Татьяна просто не смогла больше видеть своего мужа. Тут дело совсем не в гордости или в принципе. Ее здоровый образцовый организм странно реагировал на самого дорогого ей человека: начиналась неудержимая рвота. Уже и ум так и сяк подсказывал, что надо бы смириться, уже и сердце признавалось, что любовь все еще жива. А желудок скручивался до судорог, как от самой последней тухлятины. Ей просто ничего не оставалось, как расстаться окончательно и бесповоротно. Собраться с силами. Выстоять. Продолжать жить. И даже со временем находить в жизни радость и надежду.
Что до остальных участников драмы – все развивалось по банальному сценарию. Габриэле, конечно, никакой Олег не достался, причем она до сих пор (а прошло уже 3 года) не понимает, почему. Во всем винит стерву-жену. Но с обстоятельствами неудавшейся любви смирилась и разрабатывает другой (подобный предыдущему) вариант, только с большей осторожностью и терпением.
Муж тоже во всем винит бывшую жену. Ее максимализм, непонимание, жестокость даже. Правда, сейчас рядом с ним вполне понимающая подруга, с которой он скоро свяжет свою жизнь официально.
Прав был Сомерсет Моэм, заметив, что никого мы так не ненавидим, как тех, кому причинили зло.
Татьяна – объект и жертва ненависти тех, кто выставил ее доверие, любовь, нежность на поругание.
Могло ли быть по-иному в ее случае? Возможно, если бы она была внутренне готова и к такому повороту событий. Если бы она внимательней пригляделась и поверила самой себе. Если бы она изначально отдавала себе отчет, что ее мысли об Олеге – далеко не сам Олег. Тогда бы и организм реагировал не столь категорично. И здравого смысла бы хватило, и терпения.
А вот еще ситуация. Ирина и Евгений. По всем параметрам удачный союз, скрепленный временем. Сыграли серебряную свадьбу. Взрослый сын. Красивые – загляденье. Многого в жизни добились общими усилиями.
Ирина до сих пор не понимает, что заставило ее в то утро прочитать эсэмэску у мужа на мобильном телефоне. За все годы совместной жизни она ни разу никоим образом не вторгалась в его личный мир. А тут – муж крепко спал после ночного дежурства (две тяжелейшие операции за ночь!), телефон валялся на кухне, она убирала остатки завтрака. Мобильник завибрировал, затрубил, зажужжал. Она испугалась, что муж проснется, хотя спальня их совсем в другом конце квартиры.

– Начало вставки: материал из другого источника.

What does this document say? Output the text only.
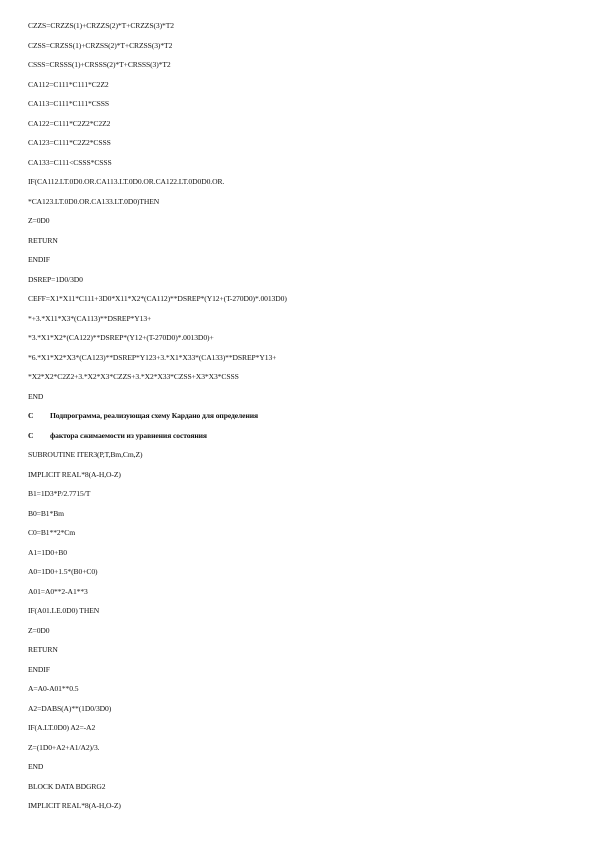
CZZS=CRZZS(1)+CRZZS(2)*T+CRZZS(3)*T2
CZSS=CRZSS(1)+CRZSS(2)*T+CRZSS(3)*T2
CSSS=CRSSS(1)+CRSSS(2)*T+CRSSS(3)*T2
CA112=C111*C111*C2Z2
CA113=C111*C111*CSSS
CA122=C111*C2Z2*C2Z2
CA123=C111*C2Z2*CSSS
CA133=C111<CSSS*CSSS
IF(CA112.LT.0D0.OR.CA113.LT.0D0.OR.CA122.LT.0D0D0.OR.
*CA123.LT.0D0.OR.CA133.LT.0D0)THEN
Z=0D0
RETURN
ENDIF
DSREP=1D0/3D0
CEFF=X1*X11*C111+3D0*X11*X2*(CA112)**DSREP*(Y12+(T-270D0)*.0013D0)
*+3.*X11*X3*(CA113)**DSREP*Y13+
*3.*X1*X2*(CA122)**DSREP*(Y12+(T-270D0)*.0013D0)+
*6.*X1*X2*X3*(CA123)**DSREP*Y123+3.*X1*X33*(CA133)**DSREP*Y13+
*X2*X2*C2Z2+3.*X2*X3*CZZS+3.*X2*X33*CZSS+X3*X3*CSSS
END
C	Подпрограмма, реализующая схему Кардано для определения
C	фактора сжимаемости из уравнения состояния
SUBROUTINE ITER3(P,T,Bm,Cm,Z)
IMPLICIT REAL*8(A-H,O-Z)
B1=1D3*P/2.7715/T
B0=B1*Bm
C0=B1**2*Cm
A1=1D0+B0
A0=1D0+1.5*(B0+C0)
A01=A0**2-A1**3
IF(A01.LE.0D0) THEN
Z=0D0
RETURN
ENDIF
A=A0-A01**0.5
A2=DABS(A)**(1D0/3D0)
IF(A.LT.0D0) A2=-A2
Z=(1D0+A2+A1/A2)/3.
END
BLOCK DATA BDGRG2
IMPLICIT REAL*8(A-H,O-Z)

Схватила аппарат, нажала кнопку, увидела сообщение по-немецки, но с русского мобильного отправленное. Муж ее свободно владеет несколькими языками. Она же – только английским. Что-то кольнуло ее в сердце. Какое-то несоответствие: русский номер, немецкий текст. Что-то заставило взять с полки немецко-русский словарь и дрожащими пальцами листать странички, отыскивая значения слов, каждое из которых приводило ее в смертный ужас. Текст проявился примерно такой: «Как ты добрался домой после безумств нашей сегодняшней ночи? Я не слышала, как ты ушел. Я тебя хочу и знаю, что ты тоже. Целую».
Ира потом посмотрела: сообщений, подобных этому, была целая куча. Переводить уже не требовалось. Везде «хочу», везде «целую». Весело. Лихо. Задорно. Что-то уже около полугода. И правда: в последние полгода он загрузил себя работой сверх всякой меры. Дежурство за дежурством. Операция за операцией. Усталость нечеловеческая. Раньше хоть на выходные выбирались за город или за рубеж сменить обстановку хоть на пару дней, а тут совсем перестало получаться.